Multi-Server Coordination#

When you run more than one LMCache multiprocess (MP) server, the MP Coordinator is a standalone service they register with, giving you a single, fleet-wide view of every running server. Each MP server caches independently; the coordinator ties them together into one coordinated fleet.

Running the coordinator#

The coordinator is a FastAPI service. Start it with:

python3 -m lmcache.v1.mp_coordinator

Expected log output:

LMCache INFO: MP coordinator listening on http://0.0.0.0:9300

Note

A first-class lmcache CLI subcommand is planned; for now the coordinator runs as the module above and is configured via environment variables.

Configuration#

The coordinator is configured through LMCACHE_MP_COORDINATOR_* environment variables:

Environment variable

Default

Description

LMCACHE_MP_COORDINATOR_HOST

0.0.0.0

Host the HTTP server binds to.

LMCACHE_MP_COORDINATOR_PORT

9300

Port the HTTP server binds to.

LMCACHE_MP_COORDINATOR_INSTANCE_TIMEOUT

30

Seconds without a heartbeat after which a server is dropped from the fleet.

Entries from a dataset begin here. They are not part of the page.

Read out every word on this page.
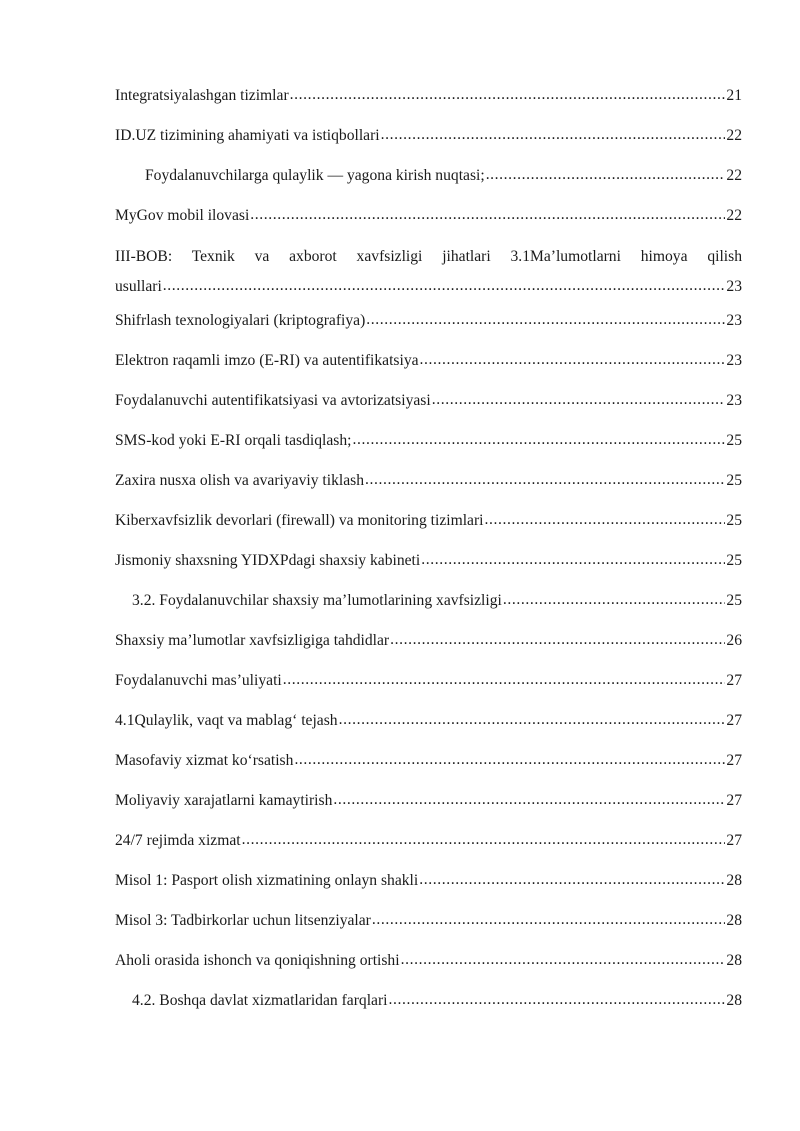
Integratsiyalashgan tizimlar .....	21
ID.UZ tizimining ahamiyati va istiqbollari .....	22
Foydalanuvchilarga qulaylik — yagona kirish nuqtasi; .....	22
MyGov mobil ilovasi .....	22
III-BOB: Texnik va axborot xavfsizligi jihatlari 3.1Ma’lumotlarni himoya qilish
usullari .....	23
Shifrlash texnologiyalari (kriptografiya) .....	23
Elektron raqamli imzo (E-RI) va autentifikatsiya .....	23
Foydalanuvchi autentifikatsiyasi va avtorizatsiyasi .....	23
SMS-kod yoki E-RI orqali tasdiqlash; .....	25
Zaxira nusxa olish va avariyaviy tiklash .....	25
Kiberxavfsizlik devorlari (firewall) va monitoring tizimlari .....	25
Jismoniy shaxsning YIDXPdagi shaxsiy kabineti .....	25
3.2. Foydalanuvchilar shaxsiy ma’lumotlarining xavfsizligi .....	25
Shaxsiy ma’lumotlar xavfsizligiga tahdidlar .....	26
Foydalanuvchi mas’uliyati .....	27
4.1Qulaylik, vaqt va mablag‘ tejash .....	27
Masofaviy xizmat ko‘rsatish .....	27
Moliyaviy xarajatlarni kamaytirish .....	27
24/7 rejimda xizmat .....	27
Misol 1: Pasport olish xizmatining onlayn shakli .....	28
Misol 3: Tadbirkorlar uchun litsenziyalar .....	28
Aholi orasida ishonch va qoniqishning ortishi .....	28
4.2. Boshqa davlat xizmatlaridan farqlari .....	28
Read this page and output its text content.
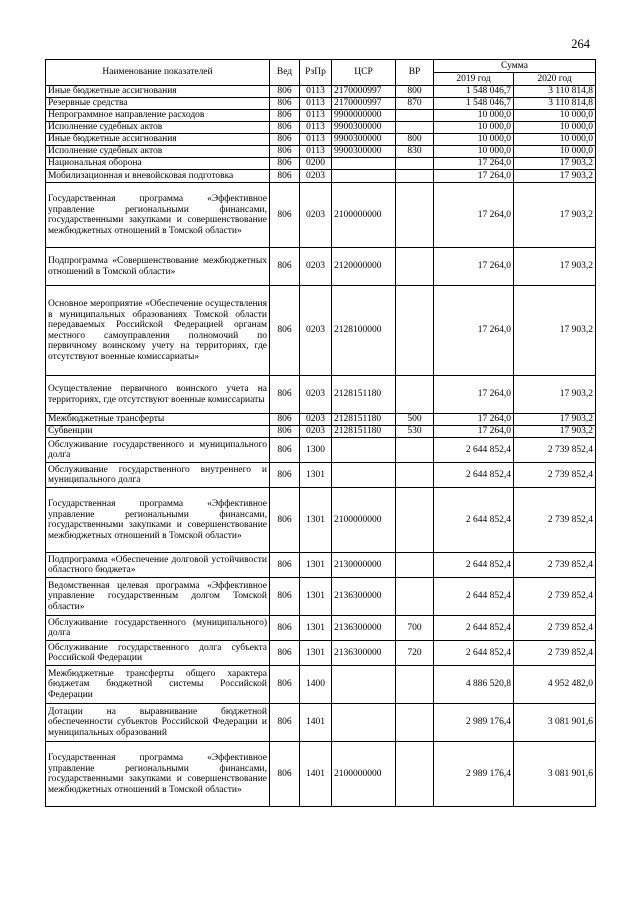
264
Наименование показателей	Вед	РзПр	ЦСР	ВР	Сумма	
					2019 год	2020 год
Иные бюджетные ассигнования	806	0113	2170000997	800	1 548 046,7	3 110 814,8
Резервные средства	806	0113	2170000997	870	1 548 046,7	3 110 814,8
Непрограммное направление расходов	806	0113	9900000000		10 000,0	10 000,0
Исполнение судебных актов	806	0113	9900300000		10 000,0	10 000,0
Иные бюджетные ассигнования	806	0113	9900300000	800	10 000,0	10 000,0
Исполнение судебных актов	806	0113	9900300000	830	10 000,0	10 000,0
Национальная оборона	806	0200			17 264,0	17 903,2
Мобилизационная и вневойсковая подготовка	806	0203			17 264,0	17 903,2
Государственная программа «Эффективное управление региональными финансами, государственными закупками и совершенствование межбюджетных отношений в Томской области»	806	0203	2100000000		17 264,0	17 903,2
Подпрограмма «Совершенствование межбюджетных отношений в Томской области»	806	0203	2120000000		17 264,0	17 903,2
Основное мероприятие «Обеспечение осуществления в муниципальных образованиях Томской области передаваемых Российской Федерацией органам местного самоуправления полномочий по первичному воинскому учету на территориях, где отсутствуют военные комиссариаты»	806	0203	2128100000		17 264,0	17 903,2
Осуществление первичного воинского учета на территориях, где отсутствуют военные комиссариаты	806	0203	2128151180		17 264,0	17 903,2
Межбюджетные трансферты	806	0203	2128151180	500	17 264,0	17 903,2
Субвенции	806	0203	2128151180	530	17 264,0	17 903,2
Обслуживание государственного и муниципального долга	806	1300			2 644 852,4	2 739 852,4
Обслуживание государственного внутреннего и муниципального долга	806	1301			2 644 852,4	2 739 852,4
Государственная программа «Эффективное управление региональными финансами, государственными закупками и совершенствование межбюджетных отношений в Томской области»	806	1301	2100000000		2 644 852,4	2 739 852,4
Подпрограмма «Обеспечение долговой устойчивости областного бюджета»	806	1301	2130000000		2 644 852,4	2 739 852,4
Ведомственная целевая программа «Эффективное управление государственным долгом Томской области»	806	1301	2136300000		2 644 852,4	2 739 852,4
Обслуживание государственного (муниципального) долга	806	1301	2136300000	700	2 644 852,4	2 739 852,4
Обслуживание государственного долга субъекта Российской Федерации	806	1301	2136300000	720	2 644 852,4	2 739 852,4
Межбюджетные трансферты общего характера бюджетам бюджетной системы Российской Федерации	806	1400			4 886 520,8	4 952 482,0
Дотации на выравнивание бюджетной обеспеченности субъектов Российской Федерации и муниципальных образований	806	1401			2 989 176,4	3 081 901,6
Государственная программа «Эффективное управление региональными финансами, государственными закупками и совершенствование межбюджетных отношений в Томской области»	806	1401	2100000000		2 989 176,4	3 081 901,6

LMCACHE_MP_COORDINATOR_HEALTH_CHECK_INTERVAL

10

Seconds between health-check sweeps. 0 disables eviction.

Inspecting the fleet#

Two read-only endpoints let you observe the coordinator:

  • GET /instances – list every registered MP server.

  • GET /healthz – coordinator liveness probe (for Kubernetes).

curl -s http://localhost:9300/instances
# -> {"instances": [{"instance_id": "...", "ip": "10.0.0.5", "http_port": 8080, ...}]}

curl -s http://localhost:9300/healthz
# -> {"status": "healthy"}